Любава с самого утра выпроводила сыновей в лес – поискать под снегом перезимовавшую клюкву, насобирать шишек на растопку. Братьев второй раз просить не пришлось. Сунули за пазуху по толстому ломтю хлеба с маслом, подхватили легкие лыжи, подбитые лосиным мехом, да и были таковы. Однако солнце уже стояло над соснами, хлеб был съеден, а лукошки по-прежнему пусты. Они обошли все известные им ягодники, но они уже стояли пустые.
– А если на дальних болотах посмотреть? – Вольга искоса посмотрел на брата.
– Можно бы… да далеко ведь.
– Это пешком далеко. А на лыжах вмиг обернемся.
Лыжи у братьев и впрямь были отменные. Легкие, верткие, на лосином меху. Мишата, поразмыслив, кивнул, и легкий Вольга унесся вперед. Мишата помотал головой, и не спеша пошел следом.
Идти по проторенному пути было привычно и легко. Верные лыжи словно пели: «Бысс-трей, бысс-трей», оставляя за спиной две ровные полосы. За плетёным поясом верный охотничий нож. Утром, перед тем, как отправиться на посвящение, Мишата испытал его – несколько раз кинул в столб, стараясь попасть в темнеющий сучок. Острие глубоко вошло в твёрдое дерево. Доброе лезвие запело, трепеща. Тёплая куртка на волчьем меху не давала морозу добраться до тела. А вскоре от быстрого бега, от предвкушения испытания, схватки, под тёплой одёжей стало жарко.
– О чем задумался? – Вольга потряс Мишату за плечо.
– А? Да так… Почему матушка грозы боится?
– Она как-то говорила, мол, горели мы. Раньше в другой деревне жили, а потом погорели, и пришлось сюда податься.
– Странно все это.
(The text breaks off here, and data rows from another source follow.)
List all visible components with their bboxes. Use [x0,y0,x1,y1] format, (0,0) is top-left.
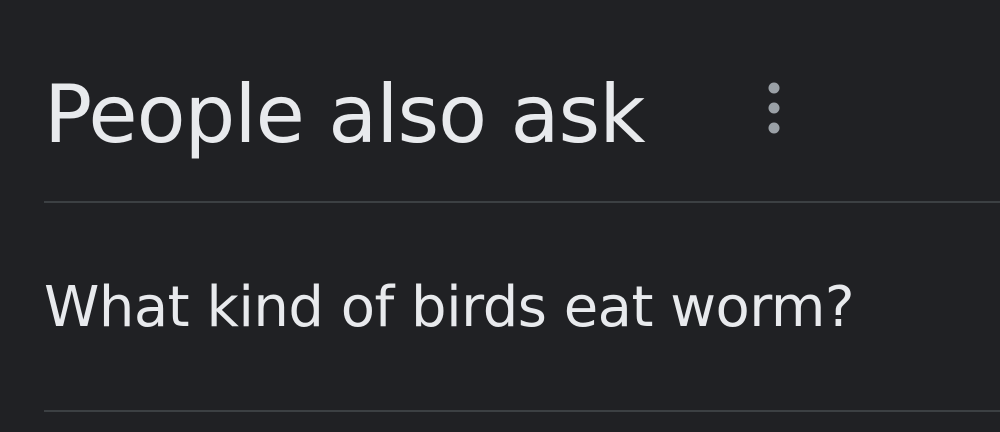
more-options-button[interactable] [742,70,806,146]
vertical-dots-icon [768,82,780,134]
divider [44,410,1000,412]
question-text: What kind of birds eat worm? [44,274,855,340]
section-header: People also ask [44,60,646,170]
question-item[interactable]: What kind of birds eat worm? [44,203,1000,410]
section-title: People also ask [44,68,646,161]
people-also-ask-panel: People also ask What kind of birds eat w… [0,0,1000,432]
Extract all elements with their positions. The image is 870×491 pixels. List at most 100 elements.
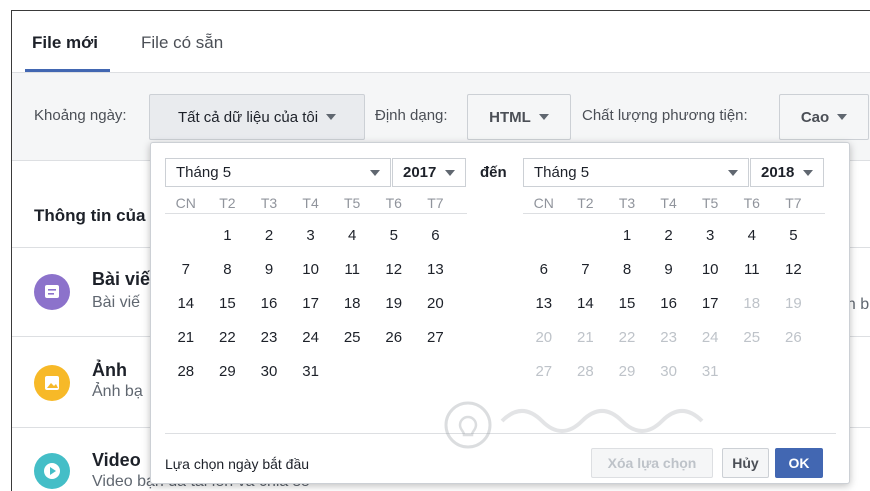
calendar-day: 30	[660, 362, 677, 380]
weekday-label: T4	[302, 194, 319, 211]
weekday-label: T3	[260, 194, 278, 211]
weekday-label: T4	[660, 194, 677, 211]
calendar-day[interactable]: 28	[165, 363, 207, 380]
calendar-day[interactable]: 6	[523, 261, 565, 278]
calendar-day[interactable]: 13	[523, 295, 565, 312]
calendar-day[interactable]: 21	[165, 329, 207, 346]
calendar-day[interactable]: 11	[331, 261, 373, 278]
video-icon	[34, 453, 70, 489]
calendar-week-row: 21 22 23 24 25 26 27	[165, 320, 467, 354]
calendar-day[interactable]: 31	[290, 363, 332, 380]
calendar-day[interactable]: 29	[207, 363, 249, 380]
calendar-day[interactable]: 2	[648, 227, 690, 244]
calendar-day[interactable]: 17	[290, 295, 332, 312]
calendar-week-row: 14 15 16 17 18 19 20	[165, 286, 467, 320]
calendar-day[interactable]: 2	[248, 227, 290, 244]
calendar-day[interactable]: 1	[207, 227, 249, 244]
calendar-day[interactable]: 3	[689, 227, 731, 244]
weekday-label: T2	[577, 194, 594, 211]
weekday-label: T5	[702, 194, 719, 211]
from-year-value: 2017	[403, 164, 437, 181]
calendar-day[interactable]: 15	[606, 295, 648, 312]
calendar-day[interactable]: 6	[415, 227, 457, 244]
tab-new-file[interactable]: File mới	[32, 33, 98, 53]
calendar-day[interactable]: 8	[207, 261, 249, 278]
weekday-label: T3	[618, 194, 636, 211]
weekday-header: CN T2 T3 T4 T5 T6 T7	[165, 192, 467, 214]
calendar-day[interactable]: 15	[207, 295, 249, 312]
calendar-day[interactable]: 16	[648, 295, 690, 312]
from-calendar: CN T2 T3 T4 T5 T6 T7 1 2 3 4 5 6 7 8 9 10 11 12 13 14 15 16 17 1…	[165, 192, 467, 388]
ok-button[interactable]: OK	[775, 448, 823, 478]
calendar-day[interactable]: 16	[248, 295, 290, 312]
calendar-day: 26	[785, 328, 802, 346]
from-month-value: Tháng 5	[176, 164, 232, 181]
weekday-label: T6	[743, 194, 760, 211]
calendar-week-row: 13 14 15 16 17 18 19	[523, 286, 825, 320]
calendar-day: 25	[743, 328, 761, 346]
calendar-day[interactable]: 14	[165, 295, 207, 312]
download-info-panel: File mới File có sẵn Khoảng ngày: Tất cả…	[11, 10, 870, 491]
calendar-day[interactable]: 13	[415, 261, 457, 278]
to-calendar: CN T2 T3 T4 T5 T6 T7 1 2 3 4 5 6 7 8 9 10 11 12 13 14 15 16 17 1…	[523, 192, 825, 388]
calendar-day[interactable]: 9	[248, 261, 290, 278]
calendar-week-row: 28 29 30 31	[165, 354, 467, 388]
date-range-value: Tất cả dữ liệu của tôi	[177, 108, 319, 126]
caret-down-icon	[445, 170, 455, 176]
category-subtitle: Bài viế	[92, 294, 141, 311]
calendar-day[interactable]: 5	[373, 227, 415, 244]
calendar-day[interactable]: 4	[331, 227, 373, 244]
tab-available-files[interactable]: File có sẵn	[141, 33, 223, 53]
calendar-day[interactable]: 12	[373, 261, 415, 278]
active-tab-indicator	[25, 69, 110, 72]
caret-down-icon	[326, 114, 337, 120]
caret-down-icon	[803, 170, 813, 176]
category-subtitle: Ảnh bạ	[92, 383, 143, 400]
weekday-label: T6	[385, 194, 402, 211]
calendar-day[interactable]: 26	[373, 329, 415, 346]
calendar-day[interactable]: 9	[648, 261, 690, 278]
calendar-day[interactable]: 14	[565, 295, 607, 312]
format-dropdown[interactable]: HTML	[467, 94, 571, 140]
calendar-day[interactable]: 18	[331, 295, 373, 312]
calendar-day[interactable]: 17	[689, 295, 731, 312]
calendar-day[interactable]: 7	[565, 261, 607, 278]
calendar-day[interactable]: 1	[606, 227, 648, 244]
calendar-day[interactable]: 19	[373, 295, 415, 312]
caret-down-icon	[538, 114, 549, 120]
date-range-label: Khoảng ngày:	[34, 107, 127, 124]
calendar-day: 20	[535, 328, 553, 346]
photo-icon	[34, 365, 70, 401]
calendar-day[interactable]: 4	[731, 227, 773, 244]
watermark-logo-icon	[444, 401, 704, 449]
to-label: đến	[480, 164, 507, 181]
calendar-day[interactable]: 25	[331, 329, 373, 346]
media-quality-value: Cao	[800, 108, 830, 126]
date-range-dropdown[interactable]: Tất cả dữ liệu của tôi	[149, 94, 365, 140]
calendar-day[interactable]: 10	[689, 261, 731, 278]
calendar-day: 19	[785, 294, 802, 312]
media-quality-dropdown[interactable]: Cao	[779, 94, 869, 140]
calendar-day: 24	[701, 328, 719, 346]
calendar-day[interactable]: 24	[290, 329, 332, 346]
from-year-select[interactable]: 2017	[392, 158, 466, 187]
calendar-day[interactable]: 8	[606, 261, 648, 278]
calendar-day[interactable]: 30	[248, 363, 290, 380]
calendar-day[interactable]: 22	[207, 329, 249, 346]
format-value: HTML	[489, 108, 531, 126]
calendar-day[interactable]: 10	[290, 261, 332, 278]
to-month-select[interactable]: Tháng 5	[523, 158, 749, 187]
calendar-day[interactable]: 7	[165, 261, 207, 278]
calendar-week-row: 12345	[523, 218, 825, 252]
weekday-label: CN	[533, 194, 554, 211]
calendar-day[interactable]: 20	[415, 295, 457, 312]
to-year-select[interactable]: 2018	[750, 158, 824, 187]
calendar-day[interactable]: 23	[248, 329, 290, 346]
calendar-day[interactable]: 11	[731, 261, 773, 278]
calendar-day: 18	[743, 294, 761, 312]
calendar-day[interactable]: 12	[773, 261, 815, 278]
calendar-day[interactable]: 27	[415, 329, 457, 346]
calendar-day[interactable]: 5	[773, 227, 815, 244]
from-month-select[interactable]: Tháng 5	[165, 158, 391, 187]
calendar-day[interactable]: 3	[290, 227, 332, 244]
Сколько раз расспрашивали ее, все вздыхает, да молчит.
– Может, об отце вспоминать не хочет? Может, он тогда при пожаре погиб?
Вольга не любил долго говорить о печальном. Наклонился, сметая снег с кочки, и тут, наконец, обнаружил под толстым белым покрывалом красавицу-клюкву. Твердую, ярко-алую, сладкую от мороза. Разговаривать стало некогда – братья занялись делом. Вскоре их туески наполнились крупной отборной ягодой.
С полными лукошками они, гордые добычей, хоть и продрогшие до костей, возвращались домой. Вольга, как всегда, унесся вперед. Мишата мерно шел за ним, экономя силы. Им оставалось пересечь небольшой овраг, по дну которого летом бежал ручей. Этот овраг заканчивался почти у самого их дома.
Мишата немного помедлил, прежде чем скатиться на дно ручья. Он знал, что Вольга обычно скатывается дальше – там, где склон повыше и круче. Сам он тоже любил покататься с горы, но сейчас, возвращаясь домой с лукошком клюквы, опасался рассыпать ягоду, и спустился по пологому невысокому склону.